I couldn’t help myself, but I had to get another look at her face. I would have guessed somewhere between 40 and 45, but considering those arms and working my gaze down to those tragic feet, I calculated 11.7 years for every foot of her length. My hat is off to whoever worked on her face since she had barely a wrinkle or a blemish for someone so thin and sunbaked.
I ate my little bag of peanuts and returned to reading. The dog finally settled down, and I assumed it had gotten bored and decided to take a nap. It wasn’t until I looked up again to hand my trash to the flight attendant that I noticed my seatmate’s splayed position. Her left knee was pulled up to her chin, and her heel was barely preventing this foot from sliding off the seat. At a glance, it appeared that she had extended her right leg at a 45-degree angle. If she were trying to maintain some level of in-flight flexibility, she was succeeding.

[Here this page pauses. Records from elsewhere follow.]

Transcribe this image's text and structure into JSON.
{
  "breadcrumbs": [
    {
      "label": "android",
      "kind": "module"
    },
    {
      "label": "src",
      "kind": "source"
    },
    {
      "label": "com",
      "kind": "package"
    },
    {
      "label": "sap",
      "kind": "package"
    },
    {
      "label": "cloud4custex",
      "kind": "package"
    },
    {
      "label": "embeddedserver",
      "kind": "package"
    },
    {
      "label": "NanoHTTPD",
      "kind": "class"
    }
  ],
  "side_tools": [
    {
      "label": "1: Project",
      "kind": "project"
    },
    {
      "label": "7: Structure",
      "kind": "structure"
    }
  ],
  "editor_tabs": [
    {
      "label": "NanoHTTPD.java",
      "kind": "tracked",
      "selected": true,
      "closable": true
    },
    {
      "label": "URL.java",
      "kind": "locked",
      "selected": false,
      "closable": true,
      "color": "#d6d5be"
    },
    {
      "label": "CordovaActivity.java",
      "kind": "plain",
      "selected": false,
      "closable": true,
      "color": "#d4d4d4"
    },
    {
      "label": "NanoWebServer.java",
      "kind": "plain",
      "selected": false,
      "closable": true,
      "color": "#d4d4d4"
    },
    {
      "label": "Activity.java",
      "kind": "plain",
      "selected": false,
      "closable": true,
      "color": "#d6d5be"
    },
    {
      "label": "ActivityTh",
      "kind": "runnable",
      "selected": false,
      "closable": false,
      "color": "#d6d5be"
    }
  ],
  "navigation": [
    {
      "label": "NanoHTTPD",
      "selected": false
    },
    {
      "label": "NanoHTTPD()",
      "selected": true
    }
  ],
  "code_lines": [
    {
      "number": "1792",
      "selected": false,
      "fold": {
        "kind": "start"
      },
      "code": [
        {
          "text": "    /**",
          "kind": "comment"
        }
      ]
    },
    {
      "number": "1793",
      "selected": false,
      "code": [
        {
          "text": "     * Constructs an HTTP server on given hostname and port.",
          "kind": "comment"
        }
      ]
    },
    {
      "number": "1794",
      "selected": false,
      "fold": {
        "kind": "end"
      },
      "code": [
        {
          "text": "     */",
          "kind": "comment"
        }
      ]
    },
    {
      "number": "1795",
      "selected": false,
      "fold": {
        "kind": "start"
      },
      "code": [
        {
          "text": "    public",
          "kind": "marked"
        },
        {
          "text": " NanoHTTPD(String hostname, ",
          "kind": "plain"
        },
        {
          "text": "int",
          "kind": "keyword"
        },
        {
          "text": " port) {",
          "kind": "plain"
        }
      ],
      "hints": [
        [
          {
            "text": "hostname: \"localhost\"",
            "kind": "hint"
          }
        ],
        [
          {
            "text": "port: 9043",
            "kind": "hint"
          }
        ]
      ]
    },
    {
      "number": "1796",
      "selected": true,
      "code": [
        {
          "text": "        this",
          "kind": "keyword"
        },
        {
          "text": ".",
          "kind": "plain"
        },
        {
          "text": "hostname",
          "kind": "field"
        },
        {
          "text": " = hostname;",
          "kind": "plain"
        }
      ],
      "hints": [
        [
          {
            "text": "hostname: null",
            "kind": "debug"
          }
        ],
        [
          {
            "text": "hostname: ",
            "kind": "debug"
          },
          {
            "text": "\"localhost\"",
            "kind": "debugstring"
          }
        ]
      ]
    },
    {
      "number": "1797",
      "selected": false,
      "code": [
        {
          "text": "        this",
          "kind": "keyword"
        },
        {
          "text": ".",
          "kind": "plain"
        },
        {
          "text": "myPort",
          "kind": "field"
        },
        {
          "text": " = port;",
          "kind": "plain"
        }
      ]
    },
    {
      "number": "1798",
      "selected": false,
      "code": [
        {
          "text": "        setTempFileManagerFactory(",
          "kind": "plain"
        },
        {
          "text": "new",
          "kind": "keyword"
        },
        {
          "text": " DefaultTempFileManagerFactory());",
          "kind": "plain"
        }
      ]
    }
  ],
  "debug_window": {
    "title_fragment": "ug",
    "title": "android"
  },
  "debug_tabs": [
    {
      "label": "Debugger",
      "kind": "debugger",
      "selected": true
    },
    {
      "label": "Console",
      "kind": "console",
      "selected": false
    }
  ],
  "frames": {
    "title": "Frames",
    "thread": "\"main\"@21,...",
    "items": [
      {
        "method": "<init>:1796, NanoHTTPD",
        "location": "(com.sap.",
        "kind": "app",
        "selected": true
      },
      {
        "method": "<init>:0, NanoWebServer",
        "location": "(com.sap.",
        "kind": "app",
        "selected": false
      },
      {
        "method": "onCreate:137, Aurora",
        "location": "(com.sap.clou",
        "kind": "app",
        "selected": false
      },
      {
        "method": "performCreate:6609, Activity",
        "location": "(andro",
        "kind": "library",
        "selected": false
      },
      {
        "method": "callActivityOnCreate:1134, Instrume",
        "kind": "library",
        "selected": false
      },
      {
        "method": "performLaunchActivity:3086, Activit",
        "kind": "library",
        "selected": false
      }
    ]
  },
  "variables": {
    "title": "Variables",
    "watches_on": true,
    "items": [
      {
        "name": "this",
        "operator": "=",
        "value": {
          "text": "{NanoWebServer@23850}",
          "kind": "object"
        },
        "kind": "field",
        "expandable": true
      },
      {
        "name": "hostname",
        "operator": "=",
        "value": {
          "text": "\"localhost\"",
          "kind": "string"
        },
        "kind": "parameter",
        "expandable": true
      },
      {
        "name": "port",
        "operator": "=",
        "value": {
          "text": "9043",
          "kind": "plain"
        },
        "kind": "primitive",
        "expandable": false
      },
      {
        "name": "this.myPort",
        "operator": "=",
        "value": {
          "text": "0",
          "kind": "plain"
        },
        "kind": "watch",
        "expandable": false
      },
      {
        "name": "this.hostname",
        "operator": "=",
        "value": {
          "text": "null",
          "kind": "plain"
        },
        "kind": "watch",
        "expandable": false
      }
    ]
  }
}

Then I realized that her right foot was inside the pet carrier. If the dog was still inside it and awake, what was it doing? I felt like I was suppressing laughter in church. She was a shorter woman with smallish feet, and the pet carrier made it look as though she was wearing a cast boot the size of a small sleigh. For all her attempts to look elegant, she had failed. Her husband looked over and rolled his eyes as he turned away. I could only imagine the exchange before she won the argument to bring the pooch, but he was saying nothing while thinking, “I told you so.”